Nat nahm Su Ling an die Hand und verließ mit ihr das Studio
durch eine Tür, die auf den Parkplatz führte.
»Viel Glück«, rief einer seiner Anhänger, als Nat seiner Frau
die Wagentür öffnete. Er reagierte auf keinen der Zurufe,
sondern fuhr mit seiner Frau rasch davon. Dabei sah er zu Su
Ling, die wütend auf das Armaturenbrett einschlug.
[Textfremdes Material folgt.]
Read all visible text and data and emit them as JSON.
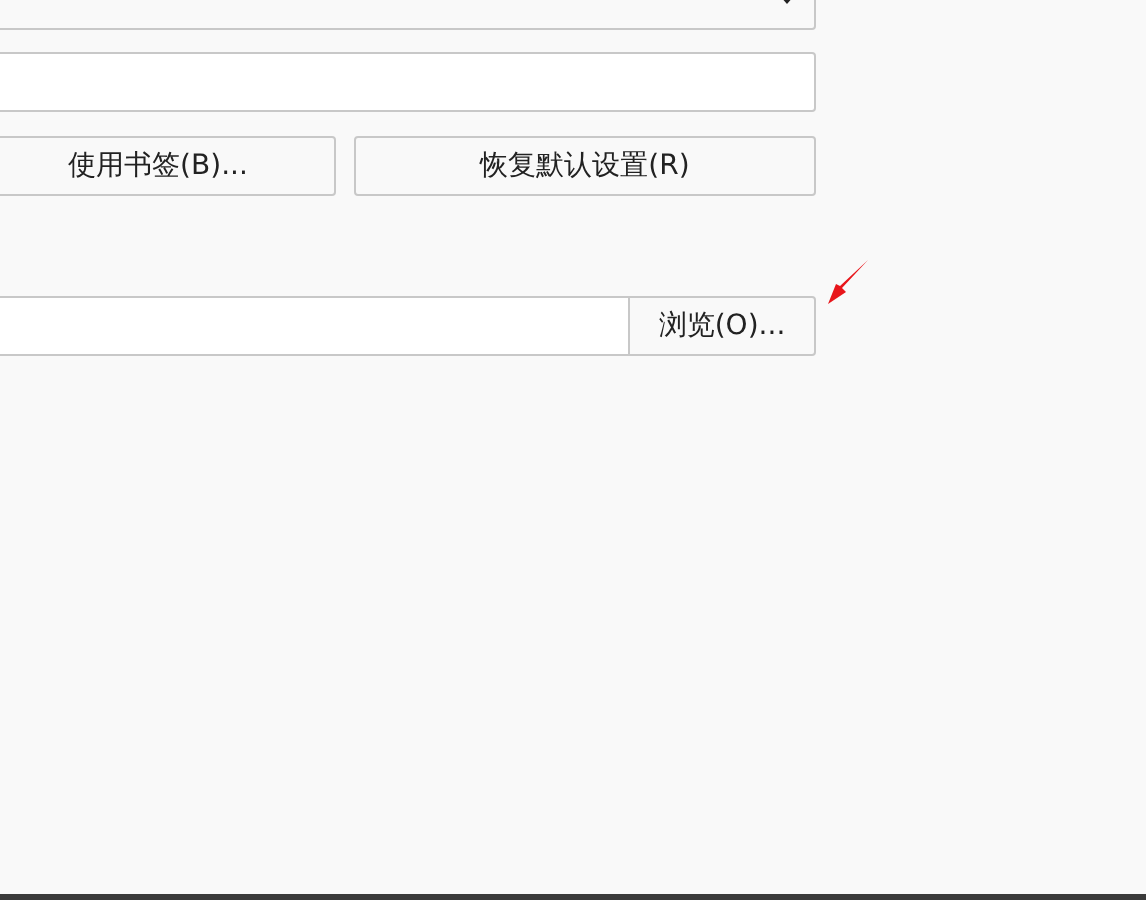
{
  "home_buttons": [
    {
      "label": "使用书签(B)..."
    },
    {
      "label": "恢复默认设置(R)"
    }
  ],
  "download_folder": {
    "browse_button": "浏览(O)..."
  }
}
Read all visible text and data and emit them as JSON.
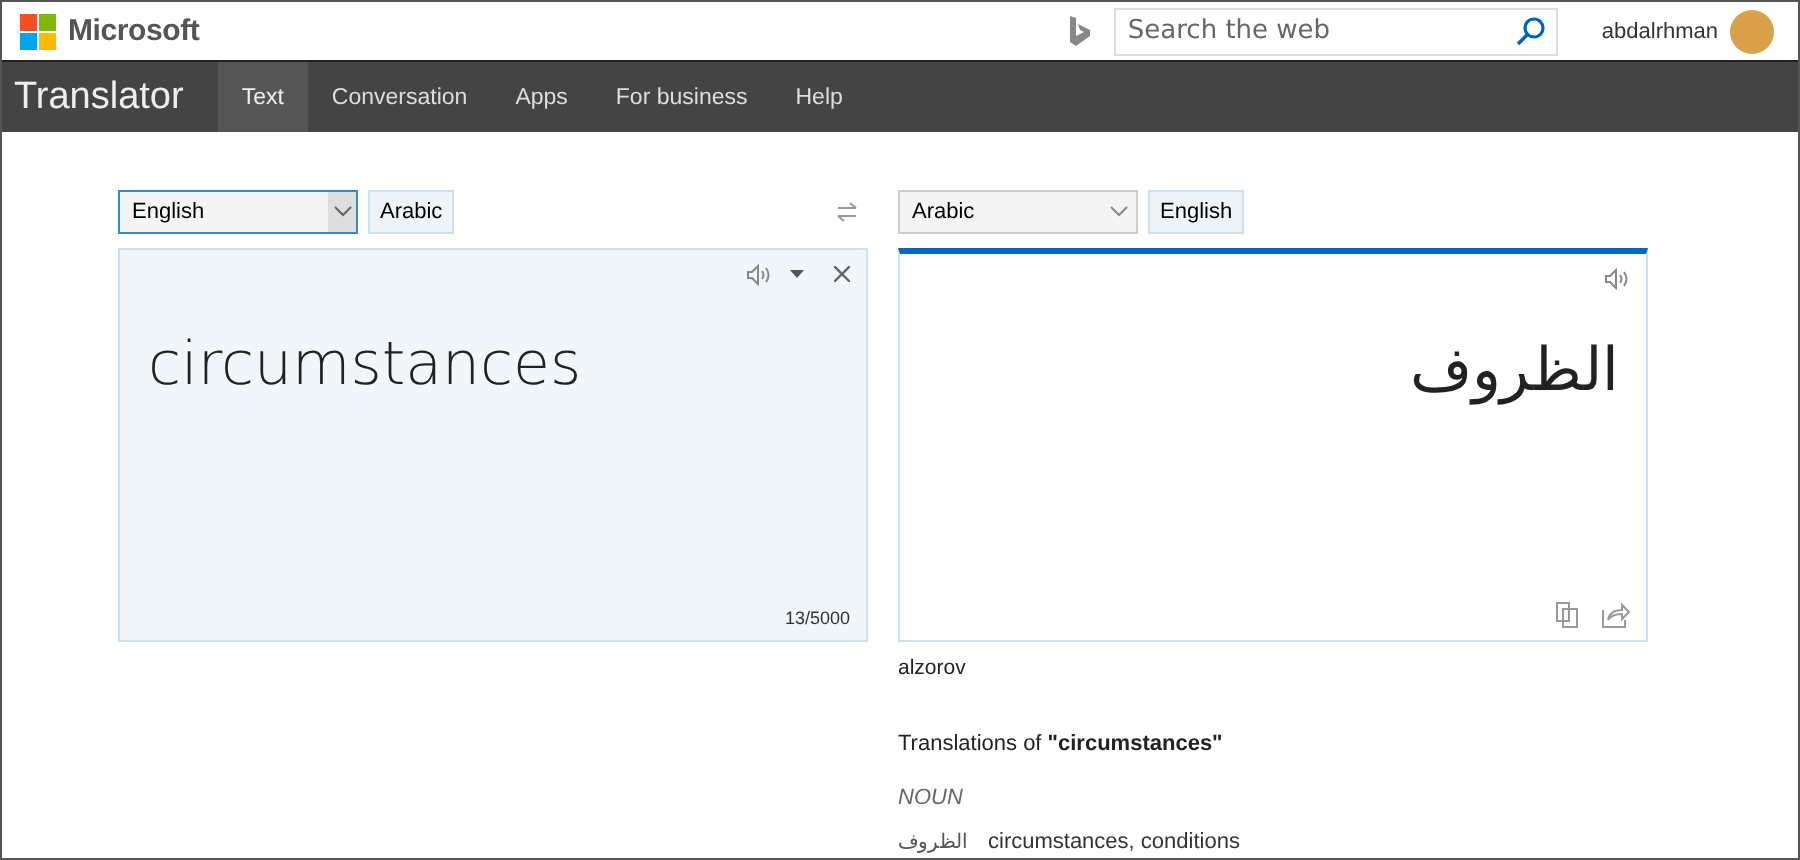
{
  "header": {
    "brand": "Microsoft",
    "search": {
      "placeholder": "Search the web"
    },
    "user": "abdalrhman"
  },
  "nav": {
    "title": "Translator",
    "tabs": [
      {
        "label": "Text",
        "selected": true
      },
      {
        "label": "Conversation",
        "selected": false
      },
      {
        "label": "Apps",
        "selected": false
      },
      {
        "label": "For business",
        "selected": false
      },
      {
        "label": "Help",
        "selected": false
      }
    ]
  },
  "source": {
    "language": "English",
    "alt_language": "Arabic",
    "text": "circumstances",
    "char_count": "13/5000"
  },
  "target": {
    "language": "Arabic",
    "alt_language": "English",
    "text": "الظروف",
    "transliteration": "alzorov"
  },
  "dictionary": {
    "heading": "Translations of  **\"circumstances\"**",
    "part_of_speech": "NOUN",
    "entries": [
      {
        "term": "الظروف",
        "meanings": "circumstances, conditions"
      }
    ]
  }
}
»Wie hat Elliot es herausgefunden?«
»Wahrscheinlich hat er ein Team von Privatdetektiven auf
meine Vergangenheit angesetzt.«
»Und als er nichts über dich finden konnte, hat er seine
Aufmerksamkeit mir und meiner Mutter zugewandt«, flüsterte
Su Ling. Lange herrschte Schweigen, dann fügte sie hinzu: »Ich
will nicht, dass du dich vom Wahlkampf zurückziehst. Du musst
im Rennen bleiben. Das ist die einzige Möglichkeit, wie wir
diesen Bastard schlagen können.« Nat erwiderte nichts, während
er in den Abendverkehr schwenkte. »Es tut mir nur Leid um
Luke«, sagte Su Ling schließlich.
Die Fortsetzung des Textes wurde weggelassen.